For some time now, the city's bus system has been in free fall. Thanks to increasingly traffic-choked streets and a general disinterest in doing anything about it, the average bus speeds in New York are slower than in any major city in the world. Ridership is declining, and programs to improve service—like the promised expansion of SBS service—have been suspended by the cash-strapped MTA. Among the city's many long-suffering commuters, few have it worse than the nearly 2.5 million New Yorkers who schlep it by bus each day.

On Thursday, the city pledged to finally get serious about reversing this problem. During his State of the City speech, Mayor Bill de Blasio unveiled an ambitious plan to rapidly expand and improve bus lanes, with the goal of increasing average bus speeds 25 percent by the end of 2020. Currently, buses move at an average speed of just 7.4 miles per hour on city streets, and at the glacial pace of 4 mph in busy commercial districts.

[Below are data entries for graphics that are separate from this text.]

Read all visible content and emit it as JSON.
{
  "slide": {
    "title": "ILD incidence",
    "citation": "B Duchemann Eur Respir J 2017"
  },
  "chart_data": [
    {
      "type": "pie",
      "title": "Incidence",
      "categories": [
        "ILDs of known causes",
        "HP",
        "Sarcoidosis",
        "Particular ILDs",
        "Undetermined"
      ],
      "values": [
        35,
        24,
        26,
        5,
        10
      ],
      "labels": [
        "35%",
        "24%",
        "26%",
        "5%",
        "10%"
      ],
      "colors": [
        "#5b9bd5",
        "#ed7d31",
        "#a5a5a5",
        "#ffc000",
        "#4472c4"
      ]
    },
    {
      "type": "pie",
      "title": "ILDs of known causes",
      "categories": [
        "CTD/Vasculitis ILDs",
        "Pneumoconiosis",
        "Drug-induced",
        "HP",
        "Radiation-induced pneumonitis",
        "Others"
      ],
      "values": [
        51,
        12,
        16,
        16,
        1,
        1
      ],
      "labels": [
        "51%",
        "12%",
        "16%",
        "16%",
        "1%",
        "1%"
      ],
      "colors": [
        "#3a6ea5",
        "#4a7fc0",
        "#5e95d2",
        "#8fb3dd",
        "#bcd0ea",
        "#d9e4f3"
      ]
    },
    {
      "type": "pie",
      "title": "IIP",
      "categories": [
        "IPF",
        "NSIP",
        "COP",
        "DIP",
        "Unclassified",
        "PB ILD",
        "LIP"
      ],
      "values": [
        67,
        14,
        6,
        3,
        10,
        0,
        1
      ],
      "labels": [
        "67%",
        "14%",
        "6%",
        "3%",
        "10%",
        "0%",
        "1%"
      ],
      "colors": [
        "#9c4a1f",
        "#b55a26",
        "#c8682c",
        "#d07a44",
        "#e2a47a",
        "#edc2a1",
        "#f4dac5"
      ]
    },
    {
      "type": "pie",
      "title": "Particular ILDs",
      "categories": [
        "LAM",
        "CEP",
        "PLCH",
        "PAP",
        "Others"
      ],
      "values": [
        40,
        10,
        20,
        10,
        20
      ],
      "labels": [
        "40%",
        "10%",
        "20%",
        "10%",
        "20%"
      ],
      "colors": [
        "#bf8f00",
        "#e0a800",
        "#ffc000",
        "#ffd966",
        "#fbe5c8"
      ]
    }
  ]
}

A spokesperson for the Riders Alliance—part of a coalition of groups, including the TransitCenter, Straphangers Campaign, and Tristate Transportation Campaign, behind the Bus Turnaround Campaign—said the plan was "exactly what bus riders need for fair access to opportunity in the city." Mitchell White, a Riders Alliance member and Brooklyn resident, called it a "monumental step" toward transforming the bus network.

Specifically, the city intends to work with the MTA to optimize the bus network in every borough, starting with the Bronx, and to install bus lanes at an average of 10-15 miles a year—up from the current average of 7 miles per year. Traffic signal priority, which allows a bus to communicate with the signal to prolong a green light or shorten a red light, will be added to 300 intersections annually. A small pilot project will also create two miles of physically separated lanes in 2019, though it's unclear how exactly those lanes will be separated or where they'll be located.

Some of those initiatives will be in partnership with the MTA, which released its own bus turnaround plan last year. In a statement following de Blasio's announcement, NYC Transit president Andy Byford said, “I welcome the Mayor's support on initiatives we identified in our Bus Plan and Fast Forward Plan and have been working in close collaboration with our partners NYCDOT to implement. We are also counting on the Mayor’s engagement for us to obtain the robust funding and community support we need to fully implement these plans which will bring benefits to millions of New Yorkers.”

Matters of street redesigns, lane installation, and enforcement are things the city can control, and has long neglected.

Perhaps most crucially, the new plan will establish seven dedicated tow truck teams for continuous monitoring of perpetually-blocked bus lanes. Advocates have for years complained about the city's hands-off approach to policing its 111 miles of dedicated bus lanes, and past pledges to crack down on scofflaws have yielded negligible results. A true enforcement push could be a game-changer, advocates note, though it would require buy-in on the part of the NYPD.

"We're going to keep those bus lanes clear," de Blasio vowed during his speech. In response to murmurs from the crowd—concerned owners of city-issued parking placards, perhaps?—the mayor assured them: "I hear you, over there. Just don't park in the bus lane, and you're not going to have a problem."